Why? Perhaps it’s a farm that has been in the family for several generations and no one is interested in continuing, or a farmer realizes that he can no longer maintain everything he has worked for throughout his lifetime. Most farmers simply cannot imagine stopping what they’ve been doing for years, which leads to depression and potentially suicide.
Stress management should involve all family members who are involved on the farm – not just older family members. Discussion and planning tasks ahead of time benefit everyone and result in better distribution of the workload. Regular meetings can make it easier to broach topics that have been avoided as long as all family members can freely express their views without being criticized.
Touchy discussions often come back to one central concern: What can we do about the senior family member who insists on doing tasks he can no longer safely perform? Reed said that it isn’t the amount of work or financial return the farmer receives, but rather the ability to contribute meaningfully to work. This means that to preserve the older farmer’s ability to perform meaningful work in a safe manner, some adjustments might be necessary.

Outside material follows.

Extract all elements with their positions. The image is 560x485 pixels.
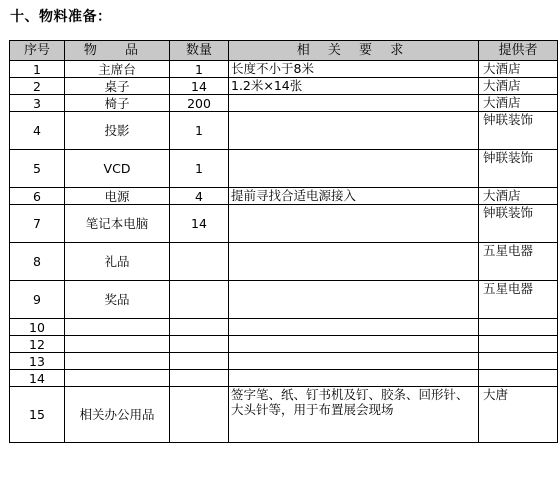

“We know that the injury rate for farmers overall is three times higher than all other occupations,” Reed said. “But older farmers have fewer non-fatal injuries than young farmers. They’ve adapted through the years, and have accumulated knowledge that helps them avoid some of the problems younger farmers don’t have the experience to avoid. But when older farmers are injured, their fatality rate is more than two-and-one-half times greater than that of younger farmers, and they’re more likely to have longer and more expensive hospitalizations.”Stress reduction, open communication and creating a safe work environment are the keys to helping the aging farmer continue working. Organizations such as the National AgrAbility Project (http://agrability.org/) help farm families find solutions to many of the problems facing aging farmers.
“If farmers no longer have their farm life, it’s a separation from the very essence of their being,” Reed said. “Farmers are defined by the work they do. It really is a psychological issue.”